Article Text
Abstract
Background and importance In February 2019, EU regulation 2016/161 made serialisation compulsory to improve the safety of medicines. This new regulation caused a major change in our practice of receiving medicines. Indeed, because of the high number of boxes received, we will install a robot to decommission all the medicine boxes.
Aim and objectives To identify the modifications in our reception process with the new regulation.
Material and methods Reception data on our managing software (Copilote) for the last 23 weeks were exported and analysed by Excel.
Results The new regulation will reorganise our process of reception by creating three different flows instead of one. The three identified flows are: serialisable+robot (SR); serialisable+no robot (SNR); not serialisable+no robot (NSNR).
SR products will be handled by the robot whereas SNR will be decommissioned when received. We need to change our analysis method, from lines of product received to number of medicine boxes received, in order to assess the required volume of storage of our new robot. The main flow is SR (71%), followed by SNR (28.5%), whereas NSNR is negligible (0.5%). We observed that the number of drug boxes received was not smooth, with peak activity every 8 weeks.
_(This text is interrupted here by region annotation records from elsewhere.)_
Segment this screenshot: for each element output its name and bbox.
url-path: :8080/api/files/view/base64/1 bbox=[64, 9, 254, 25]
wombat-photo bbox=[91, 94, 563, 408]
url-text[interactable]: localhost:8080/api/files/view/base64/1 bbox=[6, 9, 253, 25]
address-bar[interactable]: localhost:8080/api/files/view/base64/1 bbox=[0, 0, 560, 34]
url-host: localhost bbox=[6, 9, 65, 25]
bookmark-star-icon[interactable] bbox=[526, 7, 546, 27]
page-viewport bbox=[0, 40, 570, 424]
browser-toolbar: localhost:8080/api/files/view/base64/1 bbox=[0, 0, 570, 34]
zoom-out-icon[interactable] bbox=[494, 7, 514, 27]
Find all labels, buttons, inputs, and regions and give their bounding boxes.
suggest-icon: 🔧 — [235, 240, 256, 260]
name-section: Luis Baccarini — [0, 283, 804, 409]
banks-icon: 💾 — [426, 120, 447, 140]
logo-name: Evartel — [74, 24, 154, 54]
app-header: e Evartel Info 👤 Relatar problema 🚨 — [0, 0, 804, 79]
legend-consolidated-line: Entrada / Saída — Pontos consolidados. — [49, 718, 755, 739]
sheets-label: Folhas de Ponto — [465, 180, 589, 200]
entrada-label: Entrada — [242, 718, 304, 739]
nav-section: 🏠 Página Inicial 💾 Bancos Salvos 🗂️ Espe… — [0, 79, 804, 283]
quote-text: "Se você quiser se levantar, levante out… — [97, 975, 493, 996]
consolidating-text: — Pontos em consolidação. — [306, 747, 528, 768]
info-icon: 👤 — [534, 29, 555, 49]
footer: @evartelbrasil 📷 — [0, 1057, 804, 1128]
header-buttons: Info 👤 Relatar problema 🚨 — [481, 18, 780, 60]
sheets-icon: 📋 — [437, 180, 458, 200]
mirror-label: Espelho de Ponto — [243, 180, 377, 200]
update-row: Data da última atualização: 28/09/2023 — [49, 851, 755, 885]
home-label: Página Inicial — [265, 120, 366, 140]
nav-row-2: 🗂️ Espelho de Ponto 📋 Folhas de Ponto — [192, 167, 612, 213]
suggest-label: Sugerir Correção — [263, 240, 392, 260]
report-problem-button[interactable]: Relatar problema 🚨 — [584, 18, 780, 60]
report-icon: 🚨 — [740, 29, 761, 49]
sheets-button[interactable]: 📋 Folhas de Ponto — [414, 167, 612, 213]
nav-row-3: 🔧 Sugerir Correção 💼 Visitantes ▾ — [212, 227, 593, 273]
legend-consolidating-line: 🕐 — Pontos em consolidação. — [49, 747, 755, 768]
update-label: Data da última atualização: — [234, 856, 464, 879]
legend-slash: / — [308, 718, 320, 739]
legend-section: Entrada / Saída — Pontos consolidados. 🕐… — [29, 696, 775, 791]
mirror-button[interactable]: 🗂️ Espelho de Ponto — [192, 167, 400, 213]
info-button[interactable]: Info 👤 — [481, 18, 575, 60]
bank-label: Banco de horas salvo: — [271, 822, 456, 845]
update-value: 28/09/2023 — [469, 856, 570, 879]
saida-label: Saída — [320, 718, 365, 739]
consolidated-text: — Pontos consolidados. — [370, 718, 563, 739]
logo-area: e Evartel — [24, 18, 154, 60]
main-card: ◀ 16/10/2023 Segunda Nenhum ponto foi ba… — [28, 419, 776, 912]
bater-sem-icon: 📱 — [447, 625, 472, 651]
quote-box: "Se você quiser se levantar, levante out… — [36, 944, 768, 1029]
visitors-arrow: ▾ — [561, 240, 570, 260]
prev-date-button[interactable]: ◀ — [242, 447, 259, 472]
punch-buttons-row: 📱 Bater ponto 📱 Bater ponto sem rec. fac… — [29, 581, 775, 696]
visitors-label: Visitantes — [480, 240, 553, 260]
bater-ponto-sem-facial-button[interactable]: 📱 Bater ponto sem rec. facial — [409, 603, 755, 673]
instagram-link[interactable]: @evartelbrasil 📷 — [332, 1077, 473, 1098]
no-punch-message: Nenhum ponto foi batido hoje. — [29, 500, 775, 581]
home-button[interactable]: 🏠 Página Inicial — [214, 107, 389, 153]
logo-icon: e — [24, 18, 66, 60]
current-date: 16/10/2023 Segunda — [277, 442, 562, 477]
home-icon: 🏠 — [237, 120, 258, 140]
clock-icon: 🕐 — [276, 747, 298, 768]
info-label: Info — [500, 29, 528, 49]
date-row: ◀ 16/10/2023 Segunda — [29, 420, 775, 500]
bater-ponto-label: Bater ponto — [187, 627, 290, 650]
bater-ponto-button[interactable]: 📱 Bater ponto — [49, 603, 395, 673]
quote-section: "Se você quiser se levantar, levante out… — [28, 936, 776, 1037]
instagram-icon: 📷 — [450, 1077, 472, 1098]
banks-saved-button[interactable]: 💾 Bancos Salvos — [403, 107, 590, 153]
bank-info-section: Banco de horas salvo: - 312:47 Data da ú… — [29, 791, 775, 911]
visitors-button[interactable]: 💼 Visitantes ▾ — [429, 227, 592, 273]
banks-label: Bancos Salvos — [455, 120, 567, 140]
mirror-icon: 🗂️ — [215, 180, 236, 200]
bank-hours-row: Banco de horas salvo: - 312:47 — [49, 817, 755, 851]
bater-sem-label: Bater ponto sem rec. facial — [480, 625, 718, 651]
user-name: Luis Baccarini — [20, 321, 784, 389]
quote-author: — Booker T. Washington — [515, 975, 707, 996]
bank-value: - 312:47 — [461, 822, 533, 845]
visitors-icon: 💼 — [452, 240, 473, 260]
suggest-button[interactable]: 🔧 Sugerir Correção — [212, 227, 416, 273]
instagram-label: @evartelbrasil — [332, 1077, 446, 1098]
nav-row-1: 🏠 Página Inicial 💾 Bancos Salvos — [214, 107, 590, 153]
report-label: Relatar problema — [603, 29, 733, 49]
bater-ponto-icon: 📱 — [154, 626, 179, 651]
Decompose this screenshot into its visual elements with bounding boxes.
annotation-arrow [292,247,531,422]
Conclusion and relevance We identified the major changes caused by the new regulation and changed our analysis method to fit the new regulation. We will now analyse the largest laboratory orders to try to smooth out activity. Therefore, we will change the order calendar. Consequently, we expect an improvement in activity in order to stock the medicine boxes in the robot and reduce the delay in reception.
References and/or acknowledgements No conflict of interest.